Emilio volvió al coche sin un regalo para su hijo. Llamó a su exmujer para decir que llegaría pronto. Antes de salir del automóvil, pensó: respira, contrólate, tío. Te la estás jugando. Libraba en su interior una batalla entre el amor hacia Francesco y el temor a perderlo. Al llegar finalmente a casa de su exmujer entró en el salón con una sonrisa temblorosa; ella acostumbrada a verlo nervioso y descompuesto, simplemente lo dejó entrar encogiendo los hombros y advirtiéndole: «Tienes sólo unos minutos, sigues siendo el mismo.» 

Al ver a su hijo se quedó quieto. El corazón de Emilio era un oleaje de ternura que chocaba con las murallas de su propia inseguridad. Francesco corrió hacia su padre para besuquearle y fundirse en un abrazo «¡Te quiero, papi!», dijo el pequeño. «Y yo, mi vida. Nunca dejaré de quererte», respondió Emilio con la mirada puesta en el suelo. Francesco pidió a su padre que fuese a jugar con él. Emilio notó que el corazón se le aceleraba. Se puso tenso y sin querer arañó la tela del sofá. «Quédate donde estás. Ahora vuelvo», ordenó a Francesco y se dirigió a la habitación de su mujer, pero antes de entrar se arrepintió y terminó por entrar a la de su hijo. Cerró la puerta. Un calor de una intensidad angustiosa invadió su cuerpo. Un manantial de sudores goteó por su frente. No comprendía lo que le estaba sucediendo. Francesco fue en busca de su padre y al abrir la puerta de su dormitorio, se encontró con un gato. El animal elevó la cola. Francesco se acercó con lentitud. Cuando intentó acariciar la cabeza del felino, de repente el gato se abalanzó sobre él, arañándole la barbilla. 
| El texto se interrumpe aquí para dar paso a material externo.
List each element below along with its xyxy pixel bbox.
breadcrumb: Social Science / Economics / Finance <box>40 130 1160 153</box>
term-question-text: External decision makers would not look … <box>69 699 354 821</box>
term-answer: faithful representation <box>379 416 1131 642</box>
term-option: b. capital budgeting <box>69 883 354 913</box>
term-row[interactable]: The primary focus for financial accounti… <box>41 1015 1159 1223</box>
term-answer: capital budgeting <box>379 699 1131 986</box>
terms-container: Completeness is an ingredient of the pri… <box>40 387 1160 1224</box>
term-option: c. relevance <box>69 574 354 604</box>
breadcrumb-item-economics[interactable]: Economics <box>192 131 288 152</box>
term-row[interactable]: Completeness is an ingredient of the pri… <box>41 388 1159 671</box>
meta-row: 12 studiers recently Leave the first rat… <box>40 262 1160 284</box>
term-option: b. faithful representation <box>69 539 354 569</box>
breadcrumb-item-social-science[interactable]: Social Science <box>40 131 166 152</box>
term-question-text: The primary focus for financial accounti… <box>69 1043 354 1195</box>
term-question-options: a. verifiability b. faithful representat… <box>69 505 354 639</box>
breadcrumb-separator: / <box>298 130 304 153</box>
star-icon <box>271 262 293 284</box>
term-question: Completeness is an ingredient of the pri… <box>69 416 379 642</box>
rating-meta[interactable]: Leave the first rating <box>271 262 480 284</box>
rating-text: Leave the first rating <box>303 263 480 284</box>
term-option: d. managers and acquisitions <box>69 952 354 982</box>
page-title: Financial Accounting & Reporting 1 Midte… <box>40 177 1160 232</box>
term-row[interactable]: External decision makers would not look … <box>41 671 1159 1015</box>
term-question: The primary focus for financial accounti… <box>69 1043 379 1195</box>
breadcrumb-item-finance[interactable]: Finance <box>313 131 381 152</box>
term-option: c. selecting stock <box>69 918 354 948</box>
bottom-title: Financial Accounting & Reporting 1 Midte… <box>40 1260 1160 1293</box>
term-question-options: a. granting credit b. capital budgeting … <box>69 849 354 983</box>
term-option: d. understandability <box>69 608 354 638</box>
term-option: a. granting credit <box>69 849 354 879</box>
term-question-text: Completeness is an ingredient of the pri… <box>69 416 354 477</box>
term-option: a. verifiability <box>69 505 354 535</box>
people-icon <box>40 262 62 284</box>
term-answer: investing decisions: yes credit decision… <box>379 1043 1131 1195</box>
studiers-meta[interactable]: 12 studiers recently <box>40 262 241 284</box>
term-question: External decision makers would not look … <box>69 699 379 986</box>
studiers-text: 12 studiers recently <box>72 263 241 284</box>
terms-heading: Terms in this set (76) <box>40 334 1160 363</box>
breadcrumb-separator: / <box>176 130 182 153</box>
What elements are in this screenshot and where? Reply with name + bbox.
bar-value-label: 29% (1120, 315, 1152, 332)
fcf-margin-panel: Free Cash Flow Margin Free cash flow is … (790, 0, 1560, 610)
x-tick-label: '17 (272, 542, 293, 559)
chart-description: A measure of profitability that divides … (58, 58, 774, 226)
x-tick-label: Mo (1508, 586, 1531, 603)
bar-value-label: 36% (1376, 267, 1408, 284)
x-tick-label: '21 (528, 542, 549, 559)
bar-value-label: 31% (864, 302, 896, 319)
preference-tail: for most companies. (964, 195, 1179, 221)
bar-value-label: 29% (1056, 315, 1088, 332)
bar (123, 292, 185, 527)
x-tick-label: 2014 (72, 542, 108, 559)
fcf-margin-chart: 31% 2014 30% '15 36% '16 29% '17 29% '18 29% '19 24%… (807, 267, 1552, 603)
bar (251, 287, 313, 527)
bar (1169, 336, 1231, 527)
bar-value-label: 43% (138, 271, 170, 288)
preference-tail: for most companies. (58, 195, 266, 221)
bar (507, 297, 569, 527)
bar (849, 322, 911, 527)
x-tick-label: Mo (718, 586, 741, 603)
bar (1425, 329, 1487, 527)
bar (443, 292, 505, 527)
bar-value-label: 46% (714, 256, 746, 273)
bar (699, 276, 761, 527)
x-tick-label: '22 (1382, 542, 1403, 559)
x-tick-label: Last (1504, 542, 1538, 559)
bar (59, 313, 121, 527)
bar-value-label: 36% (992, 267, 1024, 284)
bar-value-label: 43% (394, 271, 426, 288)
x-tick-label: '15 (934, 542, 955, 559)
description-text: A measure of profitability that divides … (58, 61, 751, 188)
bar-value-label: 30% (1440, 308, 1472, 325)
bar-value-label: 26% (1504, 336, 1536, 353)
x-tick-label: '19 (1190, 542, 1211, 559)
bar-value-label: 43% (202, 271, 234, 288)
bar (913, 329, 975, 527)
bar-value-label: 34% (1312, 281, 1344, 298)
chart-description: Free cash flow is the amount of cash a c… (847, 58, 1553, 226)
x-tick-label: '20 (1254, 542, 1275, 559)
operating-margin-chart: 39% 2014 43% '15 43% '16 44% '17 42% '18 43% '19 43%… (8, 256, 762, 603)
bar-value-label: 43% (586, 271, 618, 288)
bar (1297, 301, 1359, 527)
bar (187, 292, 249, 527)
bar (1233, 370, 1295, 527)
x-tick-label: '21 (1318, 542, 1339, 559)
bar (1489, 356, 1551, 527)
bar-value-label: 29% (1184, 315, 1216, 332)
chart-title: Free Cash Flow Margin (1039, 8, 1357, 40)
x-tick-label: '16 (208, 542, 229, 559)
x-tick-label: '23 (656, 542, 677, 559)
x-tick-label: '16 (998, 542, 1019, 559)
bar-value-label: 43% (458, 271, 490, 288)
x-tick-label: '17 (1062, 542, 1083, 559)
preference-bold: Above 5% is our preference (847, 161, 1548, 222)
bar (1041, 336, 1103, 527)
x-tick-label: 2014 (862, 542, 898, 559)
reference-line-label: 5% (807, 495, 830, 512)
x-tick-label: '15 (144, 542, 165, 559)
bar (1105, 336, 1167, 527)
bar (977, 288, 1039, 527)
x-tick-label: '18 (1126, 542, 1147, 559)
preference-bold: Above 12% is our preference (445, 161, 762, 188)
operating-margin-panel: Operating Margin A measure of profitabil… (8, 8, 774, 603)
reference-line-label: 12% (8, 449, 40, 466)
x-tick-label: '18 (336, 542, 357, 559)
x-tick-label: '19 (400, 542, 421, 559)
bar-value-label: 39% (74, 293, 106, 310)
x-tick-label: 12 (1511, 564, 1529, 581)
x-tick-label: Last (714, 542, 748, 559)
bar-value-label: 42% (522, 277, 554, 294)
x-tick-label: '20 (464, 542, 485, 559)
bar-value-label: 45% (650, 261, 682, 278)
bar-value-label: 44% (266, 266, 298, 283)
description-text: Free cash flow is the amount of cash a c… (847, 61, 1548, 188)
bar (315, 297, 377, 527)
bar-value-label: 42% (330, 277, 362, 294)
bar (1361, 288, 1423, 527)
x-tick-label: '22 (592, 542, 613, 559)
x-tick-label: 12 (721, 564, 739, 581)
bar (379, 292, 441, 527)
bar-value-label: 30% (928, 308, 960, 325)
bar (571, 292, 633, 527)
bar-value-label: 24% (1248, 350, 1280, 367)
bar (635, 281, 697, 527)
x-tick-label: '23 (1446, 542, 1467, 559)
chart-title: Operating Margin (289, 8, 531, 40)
“Ramón García Pérez terminó el Curso de iniciación escribiendo la versión final de este cuento que, sin duda, se convirtió en su mejor trabajo desde que arrancó su proceso formativo. Lo comparto con todos ustedes porque me parece un cuento muy chulo. Detrás de este trabajo narrativo hay muchas horas de arduo trabajo y es símbolo del proceso formativo de un autor que se adentra con fuerza en el oficio narrativo. Que lo disfruten mucho.”